Night of the Comet: terrible movie, awesome shoes.

by June

Sometimes, you just want to watch a really terrible movie about a killer comet that turns 90% of people into red dust, 8% of people into zombies, and two valley girls plus some scientists into gun-wielding, grizzled survivors. When this mood strikes you, Night of the Comet is there to please.

However, when you’re in the mood for a movie that makes sense and isn’t 85% terrible (I’m in a percents mood tonight!), then NOTC will leave you feeling disgruntled, dissatisfied, and/or displeased. But to make up for the enormous, gaping plot holes and Really Bad dialogue, there are some totally kickass shoes and big hair. I would definitely wear any one of these outfits, any day. Especially if I need to fight zombies.

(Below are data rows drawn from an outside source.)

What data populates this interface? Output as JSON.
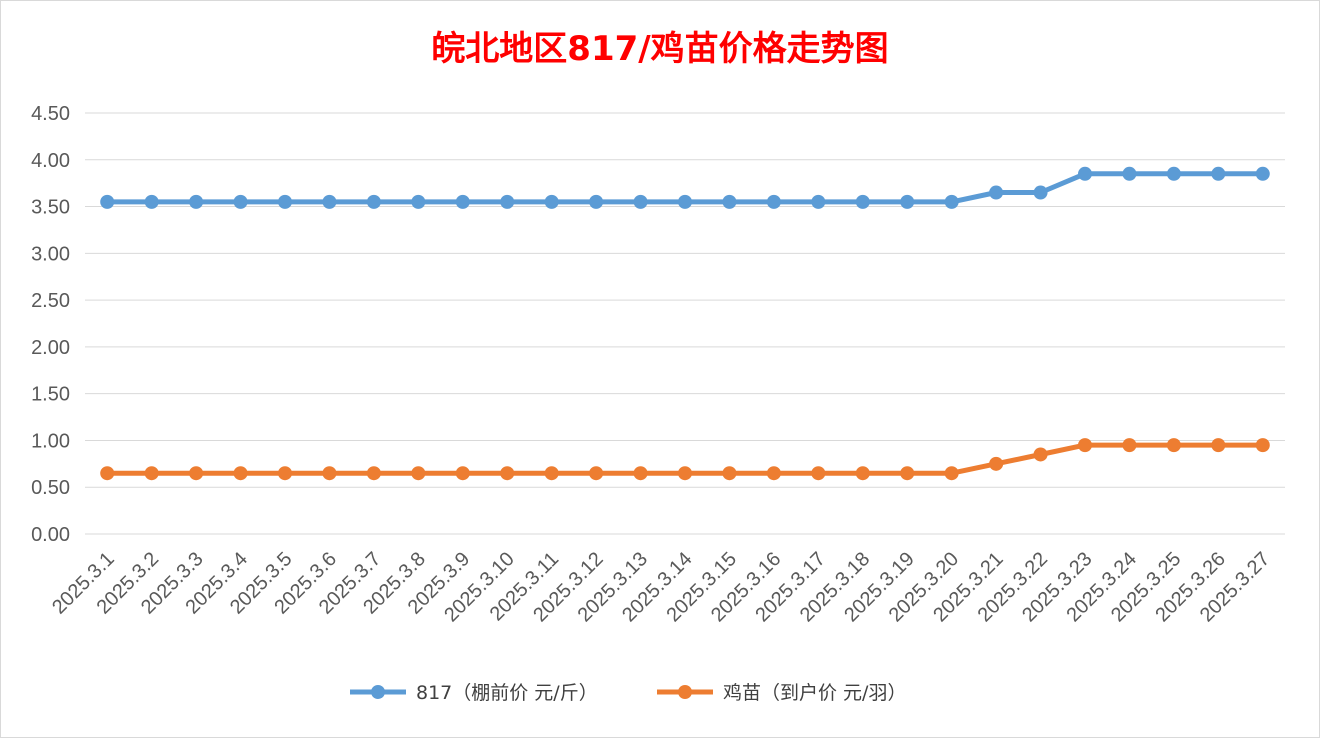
{
  "chart_data": {
    "type": "line",
    "title": "皖北地区817/鸡苗价格走势图",
    "xlabel": "",
    "ylabel": "",
    "categories": [
      "2025.3.1",
      "2025.3.2",
      "2025.3.3",
      "2025.3.4",
      "2025.3.5",
      "2025.3.6",
      "2025.3.7",
      "2025.3.8",
      "2025.3.9",
      "2025.3.10",
      "2025.3.11",
      "2025.3.12",
      "2025.3.13",
      "2025.3.14",
      "2025.3.15",
      "2025.3.16",
      "2025.3.17",
      "2025.3.18",
      "2025.3.19",
      "2025.3.20",
      "2025.3.21",
      "2025.3.22",
      "2025.3.23",
      "2025.3.24",
      "2025.3.25",
      "2025.3.26",
      "2025.3.27"
    ],
    "ylim": [
      0,
      4.5
    ],
    "yticks": [
      "0.00",
      "0.50",
      "1.00",
      "1.50",
      "2.00",
      "2.50",
      "3.00",
      "3.50",
      "4.00",
      "4.50"
    ],
    "grid": true,
    "legend_position": "bottom",
    "series": [
      {
        "name": "817（棚前价 元/斤）",
        "color": "#5b9bd5",
        "values": [
          3.55,
          3.55,
          3.55,
          3.55,
          3.55,
          3.55,
          3.55,
          3.55,
          3.55,
          3.55,
          3.55,
          3.55,
          3.55,
          3.55,
          3.55,
          3.55,
          3.55,
          3.55,
          3.55,
          3.55,
          3.65,
          3.65,
          3.85,
          3.85,
          3.85,
          3.85,
          3.85
        ]
      },
      {
        "name": "鸡苗（到户价 元/羽）",
        "color": "#ed7d31",
        "values": [
          0.65,
          0.65,
          0.65,
          0.65,
          0.65,
          0.65,
          0.65,
          0.65,
          0.65,
          0.65,
          0.65,
          0.65,
          0.65,
          0.65,
          0.65,
          0.65,
          0.65,
          0.65,
          0.65,
          0.65,
          0.75,
          0.85,
          0.95,
          0.95,
          0.95,
          0.95,
          0.95
        ]
      }
    ]
  }
}
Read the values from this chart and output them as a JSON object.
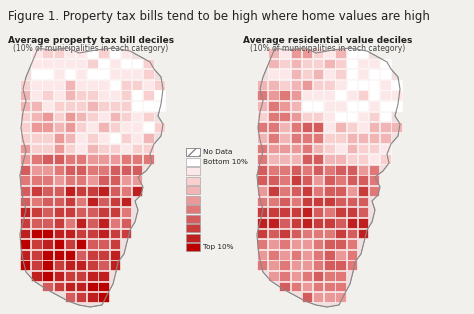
{
  "title": "Figure 1. Property tax bills tend to be high where home values are high",
  "title_fontsize": 8.5,
  "subtitle_left": "Average property tax bill deciles",
  "subtitle_left2": "(10% of municipalities in each category)",
  "subtitle_right": "Average residential value deciles",
  "subtitle_right2": "(10% of municipalities in each category)",
  "subtitle_fontsize": 6.5,
  "subtitle2_fontsize": 5.5,
  "legend_labels": [
    "No Data",
    "Bottom 10%",
    "",
    "",
    "",
    "",
    "",
    "",
    "",
    "",
    "Top 10%"
  ],
  "legend_colors": [
    "hatch",
    "#ffffff",
    "#fce8e8",
    "#f8d0d0",
    "#f2b5b5",
    "#eb9898",
    "#e07878",
    "#d45c5c",
    "#c83c3c",
    "#bf1f1f",
    "#bb0000"
  ],
  "fig_bg": "#f2f0ed",
  "map_bg": "#ffffff",
  "border_color": "#aaaaaa",
  "muni_border": "#cccccc"
}
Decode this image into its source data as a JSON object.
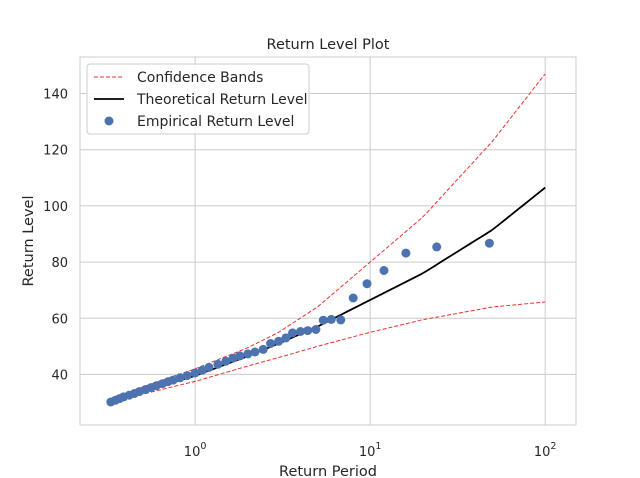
{
  "chart_data": {
    "type": "scatter",
    "title": "Return Level Plot",
    "xlabel": "Return Period",
    "ylabel": "Return Level",
    "xscale": "log",
    "xlim": [
      0.22,
      150
    ],
    "ylim": [
      22,
      153
    ],
    "grid": true,
    "legend_position": "top-left",
    "x_ticks": [
      {
        "value": 1,
        "base": "10",
        "exp": "0"
      },
      {
        "value": 10,
        "base": "10",
        "exp": "1"
      },
      {
        "value": 100,
        "base": "10",
        "exp": "2"
      }
    ],
    "y_ticks": [
      40,
      60,
      80,
      100,
      120,
      140
    ],
    "colors": {
      "empirical": "#4c72b0",
      "theoretical": "#000000",
      "confidence": "#e8312f",
      "grid": "#cccccc",
      "axes": "#cccccc"
    },
    "legend": [
      {
        "label": "Confidence Bands",
        "style": "dashed-line",
        "color": "#e8312f"
      },
      {
        "label": "Theoretical Return Level",
        "style": "line",
        "color": "#000000"
      },
      {
        "label": "Empirical Return Level",
        "style": "marker",
        "color": "#4c72b0"
      }
    ],
    "series": [
      {
        "name": "Confidence Bands",
        "kind": "dashed",
        "x": [
          0.33,
          0.5,
          1,
          2,
          3,
          5,
          10,
          20,
          50,
          100
        ],
        "values": [
          30.7,
          35.5,
          42.0,
          49.5,
          55.0,
          64.0,
          80.0,
          96.0,
          123.0,
          147.0
        ]
      },
      {
        "name": "Confidence Bands",
        "kind": "dashed",
        "x": [
          0.33,
          0.5,
          1,
          2,
          3,
          5,
          10,
          20,
          50,
          100
        ],
        "values": [
          29.4,
          33.0,
          37.5,
          43.0,
          46.0,
          50.0,
          55.0,
          59.5,
          64.0,
          65.8
        ]
      },
      {
        "name": "Theoretical Return Level",
        "kind": "line",
        "x": [
          0.33,
          0.5,
          1,
          2,
          3,
          5,
          10,
          20,
          50,
          100
        ],
        "values": [
          30.0,
          34.0,
          39.5,
          46.5,
          51.0,
          57.0,
          66.5,
          76.0,
          91.5,
          106.5
        ]
      },
      {
        "name": "Empirical Return Level",
        "kind": "scatter",
        "x": [
          0.33,
          0.35,
          0.37,
          0.39,
          0.42,
          0.45,
          0.48,
          0.52,
          0.56,
          0.6,
          0.65,
          0.7,
          0.75,
          0.82,
          0.9,
          1.0,
          1.1,
          1.2,
          1.35,
          1.5,
          1.65,
          1.8,
          2.0,
          2.2,
          2.45,
          2.7,
          3.0,
          3.3,
          3.6,
          4.0,
          4.4,
          4.9,
          5.4,
          6.0,
          6.8,
          8.0,
          9.6,
          12.0,
          16.0,
          24.0,
          48.0
        ],
        "values": [
          30.2,
          30.8,
          31.4,
          32.0,
          32.6,
          33.2,
          33.9,
          34.6,
          35.3,
          36.0,
          36.7,
          37.4,
          38.0,
          38.8,
          39.6,
          40.5,
          41.5,
          42.5,
          43.6,
          44.7,
          45.8,
          46.6,
          47.3,
          48.0,
          48.9,
          51.0,
          51.8,
          53.0,
          54.8,
          55.3,
          55.6,
          56.0,
          59.3,
          59.6,
          59.4,
          67.2,
          72.3,
          77.0,
          83.2,
          85.4,
          86.7
        ]
      }
    ]
  }
}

Let’s start with the hair, shall we?

Nothing says 80’s like big hair, a tucked in slouchy shirt and a machine gun. Am I right?

And nothing says badass like big hair and a bike.

But what this movie really had going for it was its amazing lineup of shoes. Inexplicably, these two girls managed to find time to change their outfits hourly while also trying to survive in a post-apocalyptic world. And I don’t know who filmed this movie, but they obviously appreciated shoes as much as I do, because there was a lot of weird, prolonged shoe-level shots. I actually made my brother rewind the movie so that I could double-take the boots the protagonist was wearing here:

Strange, piratey, a little bit martianish, and undeniably eighties. I know, I know, the nineties are the new eighties. But I don’t care. I love these boots anyways.

Yes, All Stars are sooo played out, but I love the contrast of the bright folded up sock against the blue and pink. Plus, hello, boombox anyone? Yes please.

Lastly, I was so stoked when the camera lingered on a shoe shot of these boots. I recently bought boots almost identical to these and had no idea how to wear them (much like anything I own that is remotely related to fashion). Now I just need to find a pair of slouchy socks and I am going to own this look like there’s no tomorrow (maybe there won’t be…if a killer comet comes! Yeah, I’m lame).

So, to recap: terrible plot, awful dialogue, but really good shoes. Plus, there’s a guy in the movie who dresses like this:

So, make of it what you will. I just want to find me some slouchy socks.